Friday, September 2, 2016

August Employment Report Should Stop the Fed in September

The August Employment Report should stop the Fed from hiking at its September FOMC Meeting.  The Report joins yesterday's Mfg ISM in showing that the economic strength seen in June and July -- and cited by the Fed hawks for their desire to hike in September -- was temporary.  (I believe the June-July strength was just a catch-up after the weak May.)  

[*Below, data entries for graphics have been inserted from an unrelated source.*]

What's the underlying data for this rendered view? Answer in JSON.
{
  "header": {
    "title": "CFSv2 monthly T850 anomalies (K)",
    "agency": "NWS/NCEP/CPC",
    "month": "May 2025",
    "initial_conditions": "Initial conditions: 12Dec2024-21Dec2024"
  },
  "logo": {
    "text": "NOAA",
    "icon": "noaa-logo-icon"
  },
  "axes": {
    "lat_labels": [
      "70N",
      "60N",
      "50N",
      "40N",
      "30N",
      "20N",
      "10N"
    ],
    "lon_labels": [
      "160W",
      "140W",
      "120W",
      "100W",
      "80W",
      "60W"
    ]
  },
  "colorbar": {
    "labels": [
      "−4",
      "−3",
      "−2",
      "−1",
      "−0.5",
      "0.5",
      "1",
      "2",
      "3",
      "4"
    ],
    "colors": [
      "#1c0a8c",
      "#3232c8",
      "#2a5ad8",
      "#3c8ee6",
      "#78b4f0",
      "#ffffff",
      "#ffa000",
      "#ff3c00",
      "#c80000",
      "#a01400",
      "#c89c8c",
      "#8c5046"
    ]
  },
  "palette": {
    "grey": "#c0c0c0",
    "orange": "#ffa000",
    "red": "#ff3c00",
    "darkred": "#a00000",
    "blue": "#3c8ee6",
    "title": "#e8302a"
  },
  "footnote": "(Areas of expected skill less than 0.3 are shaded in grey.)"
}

The Report suggests modest economic growth.   And, I would not be surprised if the Atlanta and NY Fed models eventually lower their nowcasts of Q3 Real GDP Growth (currently 3.2% and 2.8%, respectively).  But, the combination of modest growth, low inflation, and steady Fed policy should be positives for stocks and Treasuries.  

Note that my August Payroll estimate of +150k was almost dead-on.  It ranked 2 out of 150 estimates on Estimize.com.

Here are the salient points of the report:

1.  The 151k m/m increase in Nonfarm Payrolls is below the +186k m/m average from January through July.

2.  The cyclical sectors -- manufacturing and construction -- posted job declines.

3.  While the Unemployment Rate was steady at 4.9%, it rose to to 4.92% from 4.88% unrounded.

4.  The broader measure of Unemployment -- U6 -- was steady at 9.7%.

5.  Part-timers for Economic Reasons rose for the 2nd month in a row.

6.  The Nonfarm Workweek fell to 34.3 Hours from a downward-revised 34.4 Hours in July (was 34.5 Hours), arguing against a pickup in production.

       a.  August Manufacturing Output is likely to unwind the July jump.  Fed hawks had cited the July jump in arguing that economic growth was picking up.

7.  Average Hourly Earnings rose 0.1% m/m, pushing down the y/y to 2.4% from an upward-revised 2.7% in July.  The August y/y increase is the lowest since November 2015.